Abstract

The pathogenesis of renal sodium and water retention in cirrhosis involves extrarenal mechanisms because when kidneys from cirrhotic patients are transplanted into persons with normal livers, renal sodium and water retention no longer occurs. Cirrhosis is accompanied by portal hypertension, which leads to a hyperdynamic circulatory state. The Peripheral Arterial Vasodilation Hypothesis incriminates a relative underfilling of the arterial vascular compartment, which leads to the same neurohumoral responses that occurs in low cardiac output. Activation of the renain-angiotensin-aldosterone axis and the sympathetic system as well as non-osmotic release of vasopressin are well documented in cirrhosis. This sequence of events results in renal water and sodium retention, failure to escape from the sodium-retaining effect of aldosterone, and renal resistance to atrial natriuretic peptide.
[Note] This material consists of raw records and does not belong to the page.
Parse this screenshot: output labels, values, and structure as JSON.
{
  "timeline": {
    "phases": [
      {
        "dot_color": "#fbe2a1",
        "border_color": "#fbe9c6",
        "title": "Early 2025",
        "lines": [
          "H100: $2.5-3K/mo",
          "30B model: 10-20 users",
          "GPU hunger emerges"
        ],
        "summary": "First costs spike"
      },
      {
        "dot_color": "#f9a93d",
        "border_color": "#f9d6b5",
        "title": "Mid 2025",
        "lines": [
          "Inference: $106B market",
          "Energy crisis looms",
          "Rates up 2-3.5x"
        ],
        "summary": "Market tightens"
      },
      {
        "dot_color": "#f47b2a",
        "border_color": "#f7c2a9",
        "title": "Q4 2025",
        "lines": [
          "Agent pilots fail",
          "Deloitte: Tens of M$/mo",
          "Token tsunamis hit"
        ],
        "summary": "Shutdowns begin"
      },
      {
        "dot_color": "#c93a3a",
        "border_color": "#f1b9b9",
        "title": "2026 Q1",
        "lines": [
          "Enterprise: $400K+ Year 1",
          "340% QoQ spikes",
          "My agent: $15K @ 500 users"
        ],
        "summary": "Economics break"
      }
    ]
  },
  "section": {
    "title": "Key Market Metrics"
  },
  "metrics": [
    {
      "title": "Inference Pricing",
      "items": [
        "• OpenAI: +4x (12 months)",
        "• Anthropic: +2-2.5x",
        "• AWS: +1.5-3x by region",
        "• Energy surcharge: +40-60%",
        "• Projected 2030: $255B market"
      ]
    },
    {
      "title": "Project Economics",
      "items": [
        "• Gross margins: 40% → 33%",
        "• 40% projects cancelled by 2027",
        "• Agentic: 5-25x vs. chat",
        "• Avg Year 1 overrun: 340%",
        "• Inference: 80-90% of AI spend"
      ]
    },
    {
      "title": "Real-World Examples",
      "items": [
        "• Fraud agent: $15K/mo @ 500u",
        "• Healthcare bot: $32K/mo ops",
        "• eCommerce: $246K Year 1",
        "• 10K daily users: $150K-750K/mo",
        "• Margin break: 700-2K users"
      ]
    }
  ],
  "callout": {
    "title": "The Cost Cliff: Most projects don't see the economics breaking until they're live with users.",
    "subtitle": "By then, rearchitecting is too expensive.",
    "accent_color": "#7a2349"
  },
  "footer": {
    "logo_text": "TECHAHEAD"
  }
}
Dilutional hyponatremia is the strongest predictor of the occurrence of hepatorenal syndrome. The pathogenesis of the peripheral arterial vasodilation is not completely elucidated, but there is evidence for a major role of nitric oxide (NO). Increased vascular NO production has been demonstrated in cirrhosis. In the rat model of cirrhosis, normalization of vascular NO production with a NOS inhibitor corrects the hyperdynamic circulation, improves sodium and water excretion, and decreases neurohumoral activation. This insight into the mechanism(s) of the peripheral arterial vasodilation in cirrhosis should provide new tools in the treatment of edema and ascites, a major cause of morbidity and mortality in cirrhosis.